A gaggle of skippers sat at Xieng Kok’s gravel jetty. They ferried people and goods to Myanmar. Not interested in Houay Xay. “How much to buy a boat?” I asked. “Because that’s what we’ll pay.” $300.
We spent five hours puttering through green wilderness, stopping at ethnic villages never visited, before reaching the Golden Triangle and Ban Ton Paeng’s floating wooden dock at dusk. A few guesthouses, and noodle shops greeted us. We were within cycling distance of the 1,000-year-old ruins of Souvannakhomkham, a massive Buddha statue, Bokeo Ethnobotanical Garden, and Nam Nyon Waterfalls.
“What do you think so far?” I asked.
“I see potential and challenges.” Peter said. “It is what it is.”
We reached Houay Xay early the next day. I had raved about its ancient temples, French colonial fort, and old-world charm, but, “Where’d the tourists go?” we asked Pheng at Mekong Smile Cruise.
“The new bridge from Thailand replaced the ferry,” he said, pointing downriver. “Tourists cross, grab a boat, and head straight to Luang Prabang.” It is what it is.

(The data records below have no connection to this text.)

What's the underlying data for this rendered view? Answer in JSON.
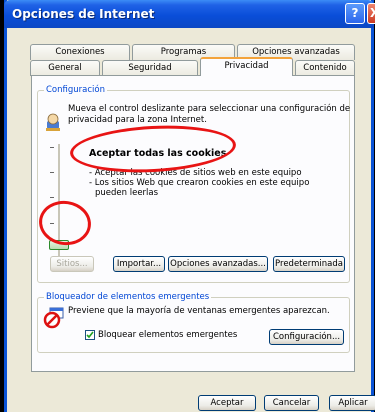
{
  "window": {
    "title": "Opciones de Internet",
    "help_glyph": "?",
    "close_glyph": "X"
  },
  "tabs": {
    "row1": [
      "Conexiones",
      "Programas",
      "Opciones avanzadas"
    ],
    "row2": [
      "General",
      "Seguridad",
      "Privacidad",
      "Contenido"
    ],
    "active": "Privacidad"
  },
  "config": {
    "label": "Configuración",
    "desc_line1": "Mueva el control deslizante para seleccionar una configuración de",
    "desc_line2": "privacidad para la zona Internet.",
    "level_title": "Aceptar todas las cookies",
    "bullet1": "- Aceptar las cookies de sitios web en este equipo",
    "bullet2": "- Los sitios Web que crearon cookies en este equipo",
    "bullet2b": "pueden leerlas",
    "slider_level": "lowest",
    "buttons": {
      "sitios": "Sitios...",
      "importar": "Importar...",
      "avanzadas": "Opciones avanzadas...",
      "predeterminada": "Predeterminada"
    }
  },
  "popup": {
    "label": "Bloqueador de elementos emergentes",
    "desc": "Previene que la mayoría de ventanas emergentes aparezcan.",
    "checkbox_label": "Bloquear elementos emergentes",
    "checkbox_checked": true,
    "config_button": "Configuración..."
  },
  "footer": {
    "accept": "Aceptar",
    "cancel": "Cancelar",
    "apply": "Aplicar"
  },
  "colors": {
    "title_bar": "#0a4ed9",
    "annotation": "#e81414",
    "group_label": "#0046d5"
  }
}
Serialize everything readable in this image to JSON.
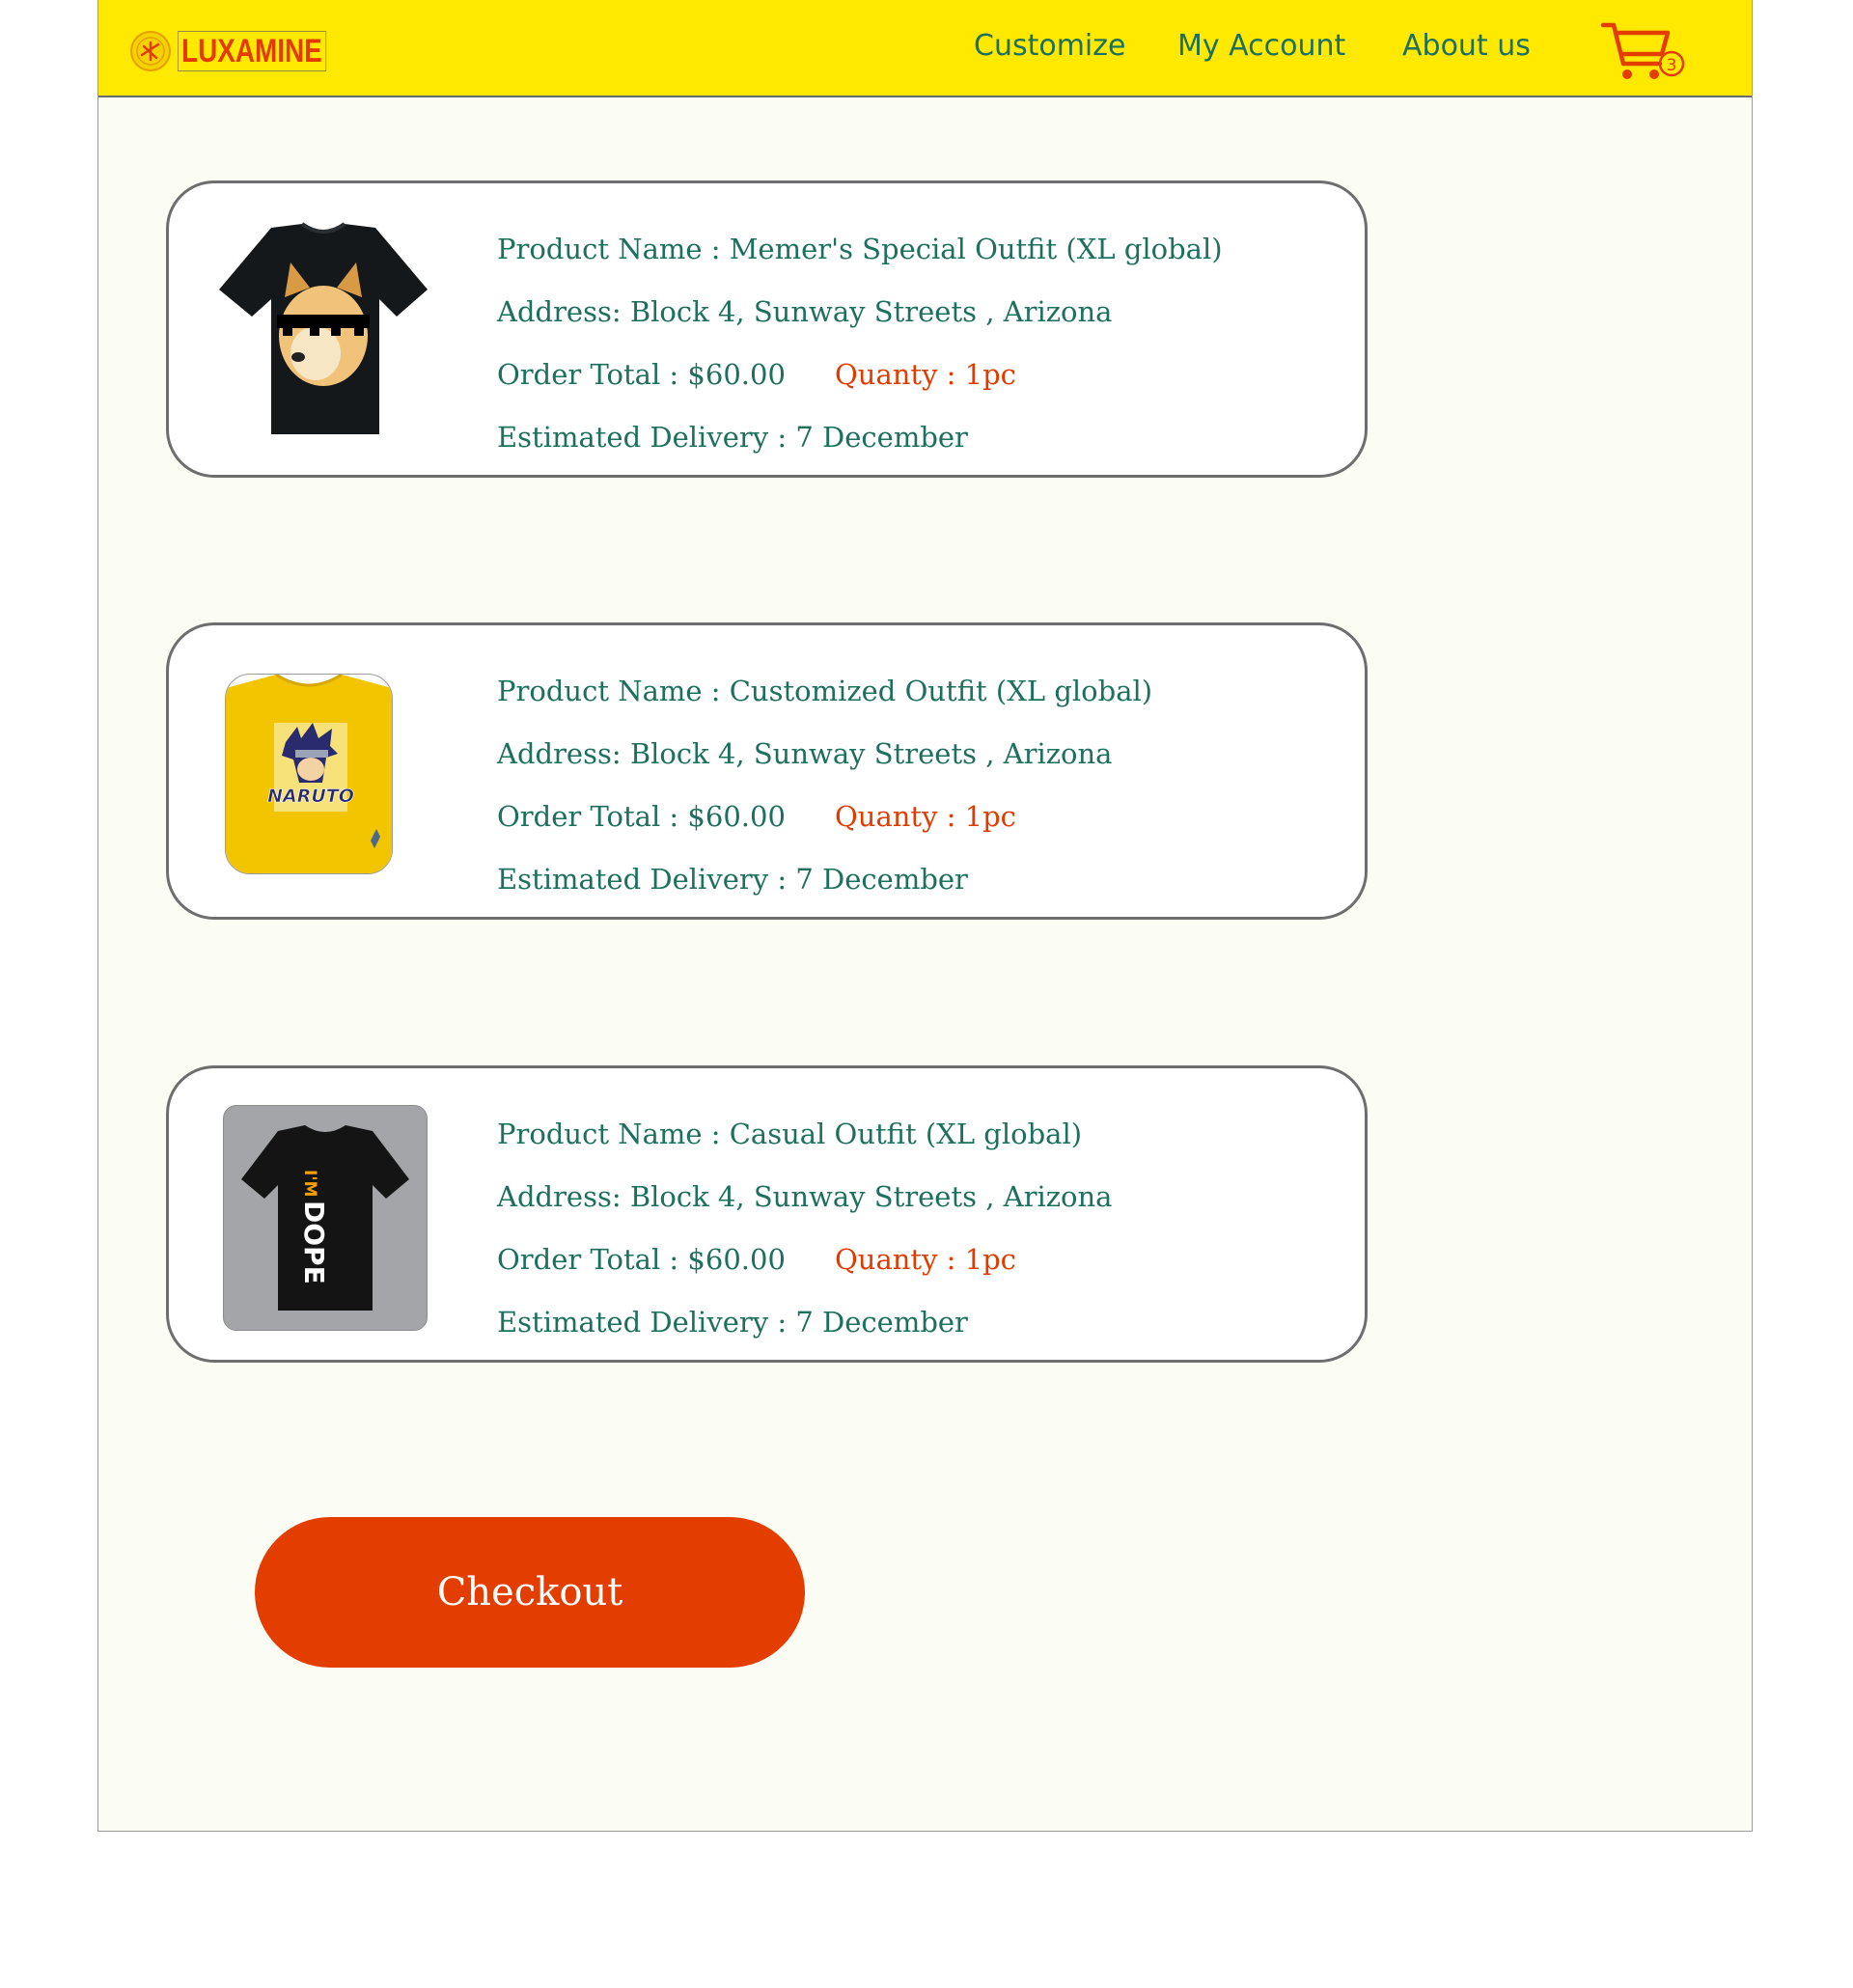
{
  "header": {
    "logo_text": "LUXAMINE",
    "nav": [
      "Customize",
      "My Account",
      "About us"
    ],
    "cart_count": "3",
    "cart_icon": "shopping-cart-icon"
  },
  "orders": [
    {
      "product": "Product Name : Memer's Special Outfit (XL global)",
      "address": "Address: Block 4, Sunway Streets , Arizona",
      "total": "Order Total : $60.00",
      "quantity": "Quanty : 1pc",
      "delivery": "Estimated Delivery : 7 December",
      "image": "black-doge-tshirt"
    },
    {
      "product": "Product Name : Customized Outfit (XL global)",
      "address": "Address: Block 4, Sunway Streets , Arizona",
      "total": "Order Total : $60.00",
      "quantity": "Quanty : 1pc",
      "delivery": "Estimated Delivery : 7 December",
      "image": "yellow-naruto-tshirt",
      "image_text": "NARUTO"
    },
    {
      "product": "Product Name : Casual  Outfit (XL global)",
      "address": "Address: Block 4, Sunway Streets , Arizona",
      "total": "Order Total : $60.00",
      "quantity": "Quanty : 1pc",
      "delivery": "Estimated Delivery : 7 December",
      "image": "black-im-dope-tshirt",
      "image_text_small": "I'M",
      "image_text": "DOPE"
    }
  ],
  "checkout_label": "Checkout",
  "colors": {
    "header_bg": "#ffe900",
    "accent": "#e33d00",
    "text": "#1d6f5e",
    "page_bg": "#fbfdf5"
  }
}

We booked the two-day cruise with Pheng. It included a room in Pak Beng, the traditional half-way point. The boat featured airline-quality seats, a Hmong village visit, and onboard lunch. Shompoo and Naga offer similar mid-range cruises, compared to cheaper, uncomfortable public boats. Luang Say Mekong Cruises and Mekong River Cruises cover the high-end crowd.
Pak Beng presents caves, nature hikes, ancient temples, handicraft villages, and elephant camps. But most visitors bypass those and climb back onboard in the morning.
Luang Prabang’s flotilla offers cruises to Pak Ou Caves, while private operators like Bounmi Cruises present charters that include food and drinks. Luang Say just launched a 2-day deal: one day on the Luang Prabang-Pak Beng boat, and an overland day through Sayabouly.
The Luang Prabang-Vientiane route gets tricky. The rocks and currents are too dangerous for local boats. Only Pandaw and Mekong River Cruises navigate this stretch with a handful of voyages a year.
It is what it is, and that ended our river journey, though we followed the Mekong by bus. We spent a night at Sayabouly’s Elephant Sanctuary and another at the Sayabouly Dam’s work site. We bussed to Pak Lay, where the Mekong again demarcates the Lao-Thai border, and then on to the capital.
We hunted for a cruise to Champassak, but operators moaned of no demand. It is what it is. Pakse reopens the cruise door in southern Laos, but aside from 4,000-Island ferries, Luang Say’s Vat Phou is the only cruise in town.
“Plenty of potential around the 4,000 Islands and for half-day cruises at Vientiane, Thakaek, and Savannakhet,” Peter noted, and I agreed. But for now, cruising the Mekong in Laos is what it is.